The Prosperous Justice Party (PKS), National Mandate Party (PAN), United Development Party (PPP) and People's Conscience Party (Hanura) all found their numbers at the House reduced when the Supreme Court on June 18 reinstated a seat-apportioning system that had been tossed out last year by the Constitutional Court.

PPP deputy secretary general M. Romahurmuziy said the court's ruling violated the country's proportional voting system. "With this ruling, there will be a discrepancy between the total votes and the total House seats gained by political parties," he argued.

The ruling handed more seats to the nation's biggest parties: the Democratic Party, the Indonesian Democratic Party of Struggle (PDI-P), and Golkar, at the expense of smaller ones.

Patrialis Akbar of PAN questioned whether the court was showing favoritism toward the biggest winner in the legislative elections, Susilo Bambang Yudhoyono's Democratic Party.

"The court rejected [a request for a] judicial review by Hasto Kristianto of the PDI-P on the same case," he said. "But when the case was filed by Zainal Ma'arif of the Democratic Party, the court agreed to it. That shows inconsistency."
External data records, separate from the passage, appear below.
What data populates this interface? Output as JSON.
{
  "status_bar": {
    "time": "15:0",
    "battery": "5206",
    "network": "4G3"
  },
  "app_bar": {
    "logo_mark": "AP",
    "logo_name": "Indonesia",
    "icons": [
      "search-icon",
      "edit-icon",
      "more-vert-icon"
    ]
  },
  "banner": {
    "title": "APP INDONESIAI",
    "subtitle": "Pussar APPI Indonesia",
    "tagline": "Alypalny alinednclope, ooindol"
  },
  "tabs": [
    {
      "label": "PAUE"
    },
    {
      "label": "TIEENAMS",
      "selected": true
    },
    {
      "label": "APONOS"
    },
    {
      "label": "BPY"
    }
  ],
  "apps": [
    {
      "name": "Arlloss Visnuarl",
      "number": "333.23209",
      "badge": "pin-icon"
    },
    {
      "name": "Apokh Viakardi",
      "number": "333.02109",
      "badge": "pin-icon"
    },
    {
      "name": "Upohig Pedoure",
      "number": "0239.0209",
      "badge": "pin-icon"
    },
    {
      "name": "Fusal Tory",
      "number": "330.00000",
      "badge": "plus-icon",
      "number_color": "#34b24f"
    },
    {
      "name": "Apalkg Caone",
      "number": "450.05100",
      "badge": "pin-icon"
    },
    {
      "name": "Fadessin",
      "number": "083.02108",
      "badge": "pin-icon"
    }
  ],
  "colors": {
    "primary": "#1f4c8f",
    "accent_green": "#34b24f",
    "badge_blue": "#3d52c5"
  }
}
Andi Nurpati, a member of General Election Commission (KPU), said on Monday that the commission had not yet decided how to proceed.

"We're still consulting several law experts," she said. "What we need to find out from them is whether a ruling issued after we announce the legislative seat distribution can have an impact on our decision. We have to be careful as the decision has political implications," she added.

The Constitutional Court ruling threw out a sytem that guaranteed legislative candidates a seat in the House if they garnered 30 percent of the 'vote division number.' This was calculated by dividing the total votes by the number of seats in an electoral region. If candidates failed to get 30 percent, the seats would be given to the top-ranked candidates on a party's candidates list. The Constitutional Court replaced that system with a majority vote system.

Irman Putra Sidin, an administrative law expert who formerly worked at the Constitutional Court, said the KPU should not ignore the court's decision.

"No matter how bad a court ruling is, it should be applied," Irman said. "Ignoring the court decision will make the legal system unclear.

"Later, after KPU has issued its decision on a new seat distribution based on the court ruling, political parties can contest the result at the Constitutional Court," he said. "That is the right system."